Baden-Württemberg: Still not all larger slaughterhouses film

Stuttgart (dpa / lsw) - Most of the larger slaughterhouses in Baden-Württemberg are now filming the processes in order to be able to better control the employees when stunning and killing the animals.

Baden-Württemberg: Still not all larger slaughterhouses film

Stuttgart (dpa / lsw) - Most of the larger slaughterhouses in Baden-Württemberg are now filming the processes in order to be able to better control the employees when stunning and killing the animals. However, not all larger companies still have video surveillance. According to figures from the Ministry of Agriculture, 30 out of 36 slaughterhouses in the country have installed a system at the points relevant to animal welfare. Two are preparing video surveillance, four operators do not want the cameras in their company, according to a response from the ministry to a request from the SPD in the state parliament. Monitoring is on a voluntary basis.

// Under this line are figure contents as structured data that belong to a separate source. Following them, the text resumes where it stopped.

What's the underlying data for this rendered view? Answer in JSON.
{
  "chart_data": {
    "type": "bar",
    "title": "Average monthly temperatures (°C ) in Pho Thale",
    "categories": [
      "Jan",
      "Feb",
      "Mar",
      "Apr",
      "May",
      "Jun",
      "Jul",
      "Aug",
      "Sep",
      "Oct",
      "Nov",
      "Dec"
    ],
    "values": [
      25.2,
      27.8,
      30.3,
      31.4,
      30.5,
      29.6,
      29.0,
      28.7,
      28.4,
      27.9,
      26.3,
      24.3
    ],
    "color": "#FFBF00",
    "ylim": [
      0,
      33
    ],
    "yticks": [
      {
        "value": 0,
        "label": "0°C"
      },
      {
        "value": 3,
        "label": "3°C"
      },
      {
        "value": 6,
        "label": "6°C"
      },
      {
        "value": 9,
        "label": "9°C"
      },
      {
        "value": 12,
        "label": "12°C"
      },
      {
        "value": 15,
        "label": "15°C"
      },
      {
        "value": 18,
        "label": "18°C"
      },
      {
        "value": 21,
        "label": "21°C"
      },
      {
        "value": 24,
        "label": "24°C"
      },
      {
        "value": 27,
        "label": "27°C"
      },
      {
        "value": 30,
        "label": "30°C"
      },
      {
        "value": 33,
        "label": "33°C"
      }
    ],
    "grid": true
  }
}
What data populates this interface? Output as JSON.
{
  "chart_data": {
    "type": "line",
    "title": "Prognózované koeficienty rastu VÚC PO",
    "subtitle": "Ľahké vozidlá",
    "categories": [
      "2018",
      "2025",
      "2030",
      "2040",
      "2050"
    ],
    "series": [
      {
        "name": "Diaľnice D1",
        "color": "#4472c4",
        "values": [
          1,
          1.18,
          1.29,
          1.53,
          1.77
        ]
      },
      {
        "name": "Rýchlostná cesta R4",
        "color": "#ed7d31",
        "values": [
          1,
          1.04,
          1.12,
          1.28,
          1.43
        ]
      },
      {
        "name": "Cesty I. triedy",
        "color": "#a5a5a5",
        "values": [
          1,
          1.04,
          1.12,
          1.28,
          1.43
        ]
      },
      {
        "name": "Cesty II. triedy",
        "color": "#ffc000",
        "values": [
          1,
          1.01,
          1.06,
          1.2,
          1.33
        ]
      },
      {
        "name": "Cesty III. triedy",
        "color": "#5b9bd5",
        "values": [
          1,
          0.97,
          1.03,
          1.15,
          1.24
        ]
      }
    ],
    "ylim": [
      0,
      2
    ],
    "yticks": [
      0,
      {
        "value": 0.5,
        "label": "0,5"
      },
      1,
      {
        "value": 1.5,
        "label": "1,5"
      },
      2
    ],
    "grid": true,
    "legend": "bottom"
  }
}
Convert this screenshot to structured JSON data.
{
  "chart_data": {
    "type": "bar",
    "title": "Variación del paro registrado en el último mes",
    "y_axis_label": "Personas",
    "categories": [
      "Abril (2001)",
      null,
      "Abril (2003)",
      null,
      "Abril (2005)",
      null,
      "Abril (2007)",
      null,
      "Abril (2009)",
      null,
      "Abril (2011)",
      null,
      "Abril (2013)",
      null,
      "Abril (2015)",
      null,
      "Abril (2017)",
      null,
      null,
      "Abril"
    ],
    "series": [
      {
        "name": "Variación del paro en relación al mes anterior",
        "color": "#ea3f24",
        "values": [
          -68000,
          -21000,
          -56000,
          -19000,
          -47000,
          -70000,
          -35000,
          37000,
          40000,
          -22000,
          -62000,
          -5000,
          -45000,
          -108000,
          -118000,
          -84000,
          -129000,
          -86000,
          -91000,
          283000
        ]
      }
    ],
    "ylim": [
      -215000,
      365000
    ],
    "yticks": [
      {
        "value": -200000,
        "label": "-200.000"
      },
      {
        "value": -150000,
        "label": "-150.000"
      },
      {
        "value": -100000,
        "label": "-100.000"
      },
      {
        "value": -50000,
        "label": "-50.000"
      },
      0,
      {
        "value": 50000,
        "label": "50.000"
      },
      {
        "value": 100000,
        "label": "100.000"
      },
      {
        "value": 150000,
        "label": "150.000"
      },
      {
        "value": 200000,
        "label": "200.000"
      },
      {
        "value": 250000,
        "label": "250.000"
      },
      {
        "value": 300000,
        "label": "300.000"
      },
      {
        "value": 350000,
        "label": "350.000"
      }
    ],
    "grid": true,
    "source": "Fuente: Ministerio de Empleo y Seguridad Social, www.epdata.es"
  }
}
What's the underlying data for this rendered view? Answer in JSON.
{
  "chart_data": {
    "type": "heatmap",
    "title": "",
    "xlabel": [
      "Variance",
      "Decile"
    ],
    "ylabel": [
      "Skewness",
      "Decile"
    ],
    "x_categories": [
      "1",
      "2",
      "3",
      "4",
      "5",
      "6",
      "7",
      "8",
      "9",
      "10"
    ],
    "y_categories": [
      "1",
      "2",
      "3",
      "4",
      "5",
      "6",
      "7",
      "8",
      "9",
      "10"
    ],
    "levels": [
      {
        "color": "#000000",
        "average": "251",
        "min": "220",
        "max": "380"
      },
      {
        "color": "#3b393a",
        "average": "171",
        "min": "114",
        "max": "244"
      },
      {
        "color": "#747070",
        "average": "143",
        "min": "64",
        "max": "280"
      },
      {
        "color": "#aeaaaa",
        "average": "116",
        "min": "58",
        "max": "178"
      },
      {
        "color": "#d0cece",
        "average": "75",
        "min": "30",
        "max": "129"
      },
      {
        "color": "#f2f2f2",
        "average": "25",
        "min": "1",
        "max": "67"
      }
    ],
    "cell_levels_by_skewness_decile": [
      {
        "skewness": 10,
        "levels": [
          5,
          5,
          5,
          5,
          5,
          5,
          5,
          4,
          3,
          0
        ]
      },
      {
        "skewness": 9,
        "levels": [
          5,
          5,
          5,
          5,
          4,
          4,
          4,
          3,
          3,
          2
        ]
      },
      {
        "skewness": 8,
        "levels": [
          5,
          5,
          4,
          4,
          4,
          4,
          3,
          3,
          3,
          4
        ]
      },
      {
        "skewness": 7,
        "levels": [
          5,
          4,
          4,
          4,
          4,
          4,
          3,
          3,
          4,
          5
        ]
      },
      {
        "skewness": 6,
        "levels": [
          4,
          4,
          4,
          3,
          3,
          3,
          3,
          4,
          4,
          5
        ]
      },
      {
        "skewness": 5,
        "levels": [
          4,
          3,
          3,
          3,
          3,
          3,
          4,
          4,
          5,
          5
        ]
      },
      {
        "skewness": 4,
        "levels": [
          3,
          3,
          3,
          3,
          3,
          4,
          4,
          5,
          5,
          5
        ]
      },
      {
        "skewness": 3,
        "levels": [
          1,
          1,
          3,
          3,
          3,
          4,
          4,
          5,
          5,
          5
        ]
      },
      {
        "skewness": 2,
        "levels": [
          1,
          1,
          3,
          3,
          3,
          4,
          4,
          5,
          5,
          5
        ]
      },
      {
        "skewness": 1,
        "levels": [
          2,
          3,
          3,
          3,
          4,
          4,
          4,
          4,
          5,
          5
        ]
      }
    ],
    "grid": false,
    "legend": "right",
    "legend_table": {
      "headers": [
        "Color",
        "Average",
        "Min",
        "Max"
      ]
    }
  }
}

However, the Ministry for Food, Rural Areas and Consumer Protection under Peter Hauk (CDU) is convinced that it can also ensure a high level of animal welfare in these cases without video surveillance - provided that the processes are closely monitored by animal welfare officers from the slaughterhouse and official inspectors be in action. When it comes to questions about video surveillance systems in smaller slaughterhouses, the ministry has always appealed to the responsibility of butchers who slaughter themselves. Many small slaughterhouses only slaughter once or twice a week.

This is a thorn in the side of the opposition SPD: "Hauk's voluntary video surveillance in the country's slaughterhouses is a toothless tiger," said Jonas Weber, spokesman for animal welfare for the SPD parliamentary group. In total there are more than 800 slaughterhouses in the country, but only 3.5 percent of the companies have video surveillance. "And where the method is used, it doesn't necessarily bring anything," criticized Weber. The case in a slaughterhouse in Backnang showed that.

After several slaughterhouse scandals in the Southwest in the past, Hauk had come under pressure. In August, hidden recordings from a slaughterhouse in Backnang caused unrest in the meat industry, which was already plagued by scandals. "The recordings document possible irregularities when cattle are brought in and when individual animals are stunned," the company said. The pictures are said to have been taken secretly by the animal rights organization "Soko Tierschutz".